Aaron Sorkin departs The West Wing
Aaron Sorkin, gay-friendly creator of the Emmy-winning White House drama The West Wing, is leaving the series after this season, he announced Thursday. Sorkin, who was involved in writing most of the scripts for the NBC series, also served as executive producer. Thomas Schlamme, another executive producer, also is leaving.
Under Sorkin, The West Wing dealt passionately and often with gay and lesbian rights. Advocate columnist Paris Barclay frequently directed episodes, and the entire West Wing cast appeared on the cover of The Advocate. Will the series now move away from gay interests? At least the new creative team gives gay audiences reason to be optimistic: The show will continue with executive producer John Wells in charge. Wells's other series include NBC's ER, featuring Laura Innes in one of television's longest-running lesbian roles.

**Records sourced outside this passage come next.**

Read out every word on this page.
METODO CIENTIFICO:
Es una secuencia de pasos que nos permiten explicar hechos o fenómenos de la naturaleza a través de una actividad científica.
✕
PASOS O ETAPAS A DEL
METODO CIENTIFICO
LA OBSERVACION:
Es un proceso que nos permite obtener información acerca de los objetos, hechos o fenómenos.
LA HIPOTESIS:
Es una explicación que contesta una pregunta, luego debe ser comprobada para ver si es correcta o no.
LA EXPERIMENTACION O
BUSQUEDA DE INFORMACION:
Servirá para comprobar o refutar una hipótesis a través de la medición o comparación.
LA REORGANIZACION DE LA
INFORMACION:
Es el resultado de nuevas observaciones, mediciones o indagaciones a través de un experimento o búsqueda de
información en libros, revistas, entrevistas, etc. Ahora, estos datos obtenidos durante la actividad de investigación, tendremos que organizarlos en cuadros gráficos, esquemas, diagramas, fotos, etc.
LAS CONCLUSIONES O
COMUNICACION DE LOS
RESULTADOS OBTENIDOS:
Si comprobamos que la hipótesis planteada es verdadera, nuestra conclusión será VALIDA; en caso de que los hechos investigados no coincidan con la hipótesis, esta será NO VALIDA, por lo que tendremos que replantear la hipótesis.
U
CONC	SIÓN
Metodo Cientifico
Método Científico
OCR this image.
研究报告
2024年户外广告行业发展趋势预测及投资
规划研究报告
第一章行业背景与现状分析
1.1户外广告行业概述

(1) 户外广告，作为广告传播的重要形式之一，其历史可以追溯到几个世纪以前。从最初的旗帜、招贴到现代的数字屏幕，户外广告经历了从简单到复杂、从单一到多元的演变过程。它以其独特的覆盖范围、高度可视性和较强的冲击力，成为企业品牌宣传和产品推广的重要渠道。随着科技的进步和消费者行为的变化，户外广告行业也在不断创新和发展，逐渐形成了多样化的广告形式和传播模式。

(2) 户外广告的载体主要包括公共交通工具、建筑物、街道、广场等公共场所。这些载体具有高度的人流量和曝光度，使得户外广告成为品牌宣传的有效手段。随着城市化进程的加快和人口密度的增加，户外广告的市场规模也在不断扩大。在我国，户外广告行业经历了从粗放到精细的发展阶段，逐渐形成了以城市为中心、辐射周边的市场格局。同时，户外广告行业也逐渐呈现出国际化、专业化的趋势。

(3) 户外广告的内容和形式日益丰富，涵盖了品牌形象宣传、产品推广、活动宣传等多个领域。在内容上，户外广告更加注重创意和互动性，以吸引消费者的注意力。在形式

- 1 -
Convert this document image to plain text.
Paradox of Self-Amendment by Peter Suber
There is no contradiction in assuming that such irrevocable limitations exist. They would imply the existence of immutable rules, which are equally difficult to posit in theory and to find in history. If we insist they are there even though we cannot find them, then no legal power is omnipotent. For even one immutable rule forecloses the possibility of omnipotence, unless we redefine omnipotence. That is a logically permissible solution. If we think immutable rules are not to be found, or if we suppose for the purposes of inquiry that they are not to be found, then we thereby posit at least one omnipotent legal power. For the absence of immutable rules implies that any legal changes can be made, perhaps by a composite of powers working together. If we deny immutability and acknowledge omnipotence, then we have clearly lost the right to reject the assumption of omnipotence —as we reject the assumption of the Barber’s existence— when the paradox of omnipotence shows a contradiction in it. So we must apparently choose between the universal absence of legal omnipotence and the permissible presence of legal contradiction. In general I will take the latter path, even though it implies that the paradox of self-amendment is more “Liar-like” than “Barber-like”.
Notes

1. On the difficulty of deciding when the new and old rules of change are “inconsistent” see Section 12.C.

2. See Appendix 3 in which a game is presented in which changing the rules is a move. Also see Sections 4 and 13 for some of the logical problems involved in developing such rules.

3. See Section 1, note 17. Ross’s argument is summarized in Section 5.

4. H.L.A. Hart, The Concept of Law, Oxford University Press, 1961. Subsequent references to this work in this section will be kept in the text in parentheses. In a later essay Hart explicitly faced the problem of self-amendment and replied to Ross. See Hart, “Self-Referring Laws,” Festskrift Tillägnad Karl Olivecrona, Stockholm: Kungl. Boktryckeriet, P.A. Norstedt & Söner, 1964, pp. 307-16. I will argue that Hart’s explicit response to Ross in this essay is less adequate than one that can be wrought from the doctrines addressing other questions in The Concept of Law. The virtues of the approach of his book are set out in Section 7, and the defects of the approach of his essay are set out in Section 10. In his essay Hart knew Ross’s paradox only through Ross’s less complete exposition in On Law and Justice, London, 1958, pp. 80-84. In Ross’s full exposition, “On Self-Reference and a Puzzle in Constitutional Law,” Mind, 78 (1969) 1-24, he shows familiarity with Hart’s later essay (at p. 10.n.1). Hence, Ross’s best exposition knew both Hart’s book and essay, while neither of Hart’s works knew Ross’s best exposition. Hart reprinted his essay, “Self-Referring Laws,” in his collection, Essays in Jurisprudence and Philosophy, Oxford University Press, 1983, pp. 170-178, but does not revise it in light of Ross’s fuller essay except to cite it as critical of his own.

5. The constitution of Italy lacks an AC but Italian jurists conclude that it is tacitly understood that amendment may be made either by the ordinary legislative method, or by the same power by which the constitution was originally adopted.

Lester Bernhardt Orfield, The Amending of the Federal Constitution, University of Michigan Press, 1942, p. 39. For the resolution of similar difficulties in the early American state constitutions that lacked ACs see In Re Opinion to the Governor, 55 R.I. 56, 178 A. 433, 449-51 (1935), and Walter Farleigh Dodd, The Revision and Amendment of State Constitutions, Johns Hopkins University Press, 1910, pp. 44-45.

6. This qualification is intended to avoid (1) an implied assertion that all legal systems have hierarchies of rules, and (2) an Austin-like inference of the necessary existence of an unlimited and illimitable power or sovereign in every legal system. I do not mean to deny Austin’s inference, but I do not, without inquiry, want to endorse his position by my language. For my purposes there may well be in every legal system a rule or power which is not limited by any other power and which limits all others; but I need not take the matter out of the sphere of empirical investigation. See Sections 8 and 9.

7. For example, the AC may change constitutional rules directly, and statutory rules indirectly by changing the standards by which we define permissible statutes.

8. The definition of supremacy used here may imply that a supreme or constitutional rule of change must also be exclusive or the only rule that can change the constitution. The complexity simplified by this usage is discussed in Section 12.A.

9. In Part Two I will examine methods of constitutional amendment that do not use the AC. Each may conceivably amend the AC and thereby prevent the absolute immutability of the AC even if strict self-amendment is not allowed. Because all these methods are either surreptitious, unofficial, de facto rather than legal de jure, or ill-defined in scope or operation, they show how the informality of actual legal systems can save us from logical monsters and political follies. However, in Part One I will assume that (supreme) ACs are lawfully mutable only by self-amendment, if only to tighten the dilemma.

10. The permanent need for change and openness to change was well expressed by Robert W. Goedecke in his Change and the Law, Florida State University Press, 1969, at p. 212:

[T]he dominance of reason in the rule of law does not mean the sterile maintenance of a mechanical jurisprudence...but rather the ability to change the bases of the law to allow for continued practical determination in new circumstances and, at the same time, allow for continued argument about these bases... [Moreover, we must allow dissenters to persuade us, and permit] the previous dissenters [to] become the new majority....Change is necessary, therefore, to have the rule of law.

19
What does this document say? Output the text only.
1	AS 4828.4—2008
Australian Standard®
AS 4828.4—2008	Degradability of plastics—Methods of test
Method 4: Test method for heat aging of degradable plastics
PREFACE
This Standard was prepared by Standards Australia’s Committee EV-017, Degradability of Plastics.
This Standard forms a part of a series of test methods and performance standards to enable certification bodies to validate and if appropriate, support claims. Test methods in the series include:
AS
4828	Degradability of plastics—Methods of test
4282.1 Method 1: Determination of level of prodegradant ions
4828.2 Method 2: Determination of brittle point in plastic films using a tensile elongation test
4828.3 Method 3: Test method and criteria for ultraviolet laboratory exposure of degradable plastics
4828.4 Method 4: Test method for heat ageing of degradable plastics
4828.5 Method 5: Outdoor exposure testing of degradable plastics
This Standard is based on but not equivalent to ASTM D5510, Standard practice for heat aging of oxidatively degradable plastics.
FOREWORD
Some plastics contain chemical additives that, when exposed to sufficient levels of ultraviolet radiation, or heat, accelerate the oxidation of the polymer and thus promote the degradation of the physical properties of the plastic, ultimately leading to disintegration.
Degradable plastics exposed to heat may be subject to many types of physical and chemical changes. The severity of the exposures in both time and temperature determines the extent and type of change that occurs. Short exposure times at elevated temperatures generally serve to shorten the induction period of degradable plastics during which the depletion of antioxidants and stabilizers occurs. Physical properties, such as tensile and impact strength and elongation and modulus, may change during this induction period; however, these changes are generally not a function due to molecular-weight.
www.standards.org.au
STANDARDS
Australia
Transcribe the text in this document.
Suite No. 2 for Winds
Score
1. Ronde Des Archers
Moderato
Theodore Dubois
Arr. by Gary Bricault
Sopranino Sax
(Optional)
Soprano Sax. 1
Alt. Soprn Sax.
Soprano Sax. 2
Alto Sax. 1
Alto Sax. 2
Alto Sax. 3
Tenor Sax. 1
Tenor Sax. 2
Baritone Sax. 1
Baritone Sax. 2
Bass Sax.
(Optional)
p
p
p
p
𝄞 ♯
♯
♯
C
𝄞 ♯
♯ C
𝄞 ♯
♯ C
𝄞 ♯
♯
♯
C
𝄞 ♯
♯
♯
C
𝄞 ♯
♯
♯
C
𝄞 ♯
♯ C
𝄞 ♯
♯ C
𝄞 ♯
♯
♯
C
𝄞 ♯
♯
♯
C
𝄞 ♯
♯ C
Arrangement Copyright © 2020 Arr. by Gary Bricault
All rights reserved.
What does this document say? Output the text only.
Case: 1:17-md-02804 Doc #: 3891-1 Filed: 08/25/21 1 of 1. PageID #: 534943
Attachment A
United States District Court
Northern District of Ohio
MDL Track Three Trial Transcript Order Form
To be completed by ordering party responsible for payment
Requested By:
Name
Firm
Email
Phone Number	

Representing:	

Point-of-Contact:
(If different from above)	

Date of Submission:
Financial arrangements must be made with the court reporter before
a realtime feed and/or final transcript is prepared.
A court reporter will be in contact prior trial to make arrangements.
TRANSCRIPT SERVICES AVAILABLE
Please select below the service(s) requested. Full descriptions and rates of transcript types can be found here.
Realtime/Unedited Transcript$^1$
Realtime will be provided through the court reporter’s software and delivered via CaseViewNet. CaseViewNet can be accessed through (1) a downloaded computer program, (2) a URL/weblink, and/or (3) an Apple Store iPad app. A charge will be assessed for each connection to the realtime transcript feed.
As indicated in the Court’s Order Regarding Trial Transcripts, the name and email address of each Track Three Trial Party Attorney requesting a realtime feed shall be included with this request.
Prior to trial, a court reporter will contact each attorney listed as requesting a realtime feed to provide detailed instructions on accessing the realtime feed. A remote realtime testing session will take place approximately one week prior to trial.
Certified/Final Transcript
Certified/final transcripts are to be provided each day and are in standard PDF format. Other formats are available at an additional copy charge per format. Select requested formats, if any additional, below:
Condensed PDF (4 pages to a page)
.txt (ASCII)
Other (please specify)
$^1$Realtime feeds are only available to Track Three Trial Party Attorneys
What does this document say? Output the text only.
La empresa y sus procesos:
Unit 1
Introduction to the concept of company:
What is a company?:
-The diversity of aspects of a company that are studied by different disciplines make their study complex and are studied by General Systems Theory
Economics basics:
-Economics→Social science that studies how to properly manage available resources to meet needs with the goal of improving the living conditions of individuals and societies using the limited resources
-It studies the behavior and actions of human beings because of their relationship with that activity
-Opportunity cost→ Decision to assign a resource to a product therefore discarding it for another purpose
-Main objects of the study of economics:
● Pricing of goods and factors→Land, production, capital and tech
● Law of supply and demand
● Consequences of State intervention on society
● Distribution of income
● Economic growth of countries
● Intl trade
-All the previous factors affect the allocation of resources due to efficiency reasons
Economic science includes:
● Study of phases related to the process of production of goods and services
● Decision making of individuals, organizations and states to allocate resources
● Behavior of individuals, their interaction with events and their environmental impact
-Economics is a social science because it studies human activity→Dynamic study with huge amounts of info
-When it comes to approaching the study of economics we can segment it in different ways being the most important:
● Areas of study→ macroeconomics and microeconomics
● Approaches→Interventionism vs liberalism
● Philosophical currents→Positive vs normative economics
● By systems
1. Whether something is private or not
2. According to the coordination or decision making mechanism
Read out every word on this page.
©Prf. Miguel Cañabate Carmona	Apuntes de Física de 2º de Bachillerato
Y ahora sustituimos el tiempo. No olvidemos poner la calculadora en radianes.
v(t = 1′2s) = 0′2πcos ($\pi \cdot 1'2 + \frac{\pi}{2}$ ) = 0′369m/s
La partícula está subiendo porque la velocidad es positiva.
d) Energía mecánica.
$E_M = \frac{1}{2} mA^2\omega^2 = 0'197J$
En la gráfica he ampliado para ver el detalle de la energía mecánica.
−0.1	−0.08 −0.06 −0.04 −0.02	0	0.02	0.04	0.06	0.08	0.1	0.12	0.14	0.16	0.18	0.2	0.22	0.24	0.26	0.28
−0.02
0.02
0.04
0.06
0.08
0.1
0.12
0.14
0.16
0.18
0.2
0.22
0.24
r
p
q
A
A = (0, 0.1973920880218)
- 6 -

There had been reports of tension between Sorkin and the studio that produces the show, Warner Bros. Television. He had reportedly been cautioned about budgets and production delays. Sorkin, 41, had also gone through difficult personal times during his work on The West Wing, which stars Martin Sheen as fictional president Josiah Bartlet. In 2001, Sorkin had been arrested for possession of cocaine and hallucinogenic mushrooms and ordered to enter a drug treatment program. The charges were dismissed after he completed the program.
"This has been the experience of any writer's dreams," Sorkin said in a statement. "I had the best job in show business for four years, and I'll never forget that." Schlamme and Sorkin said they will pursue other film, television, and theater projects. They will remain "the two biggest fans of The West Wing," according to their statement.
Their work was lauded by the studio and NBC. "Aaron Sorkin and Tommy Schlamme have done an extraordinary job in their four years at the helm of The West Wing," said NBC entertainment chief Jeff Zucker and Warner Bros. Television president Peter Roth.
The West Wing won its third consecutive Outstanding Drama trophy at last year's Emmy Awards. Sorkin has won an Emmy for writing for the series, while Schlamme has won two Emmys for directing.
Wells, whose production company, John Wells Productions, coproduces The West Wing with Warner Bros. Television, has been asked by Warner to take a "more active role" next season, the studio said.
"Aaron Sorkin and Tommy Schlamme are irreplaceable," Wells said in a statement. "They will be sorely missed." A team of writers, directors, and producers has been assembled to help in the transition, he said.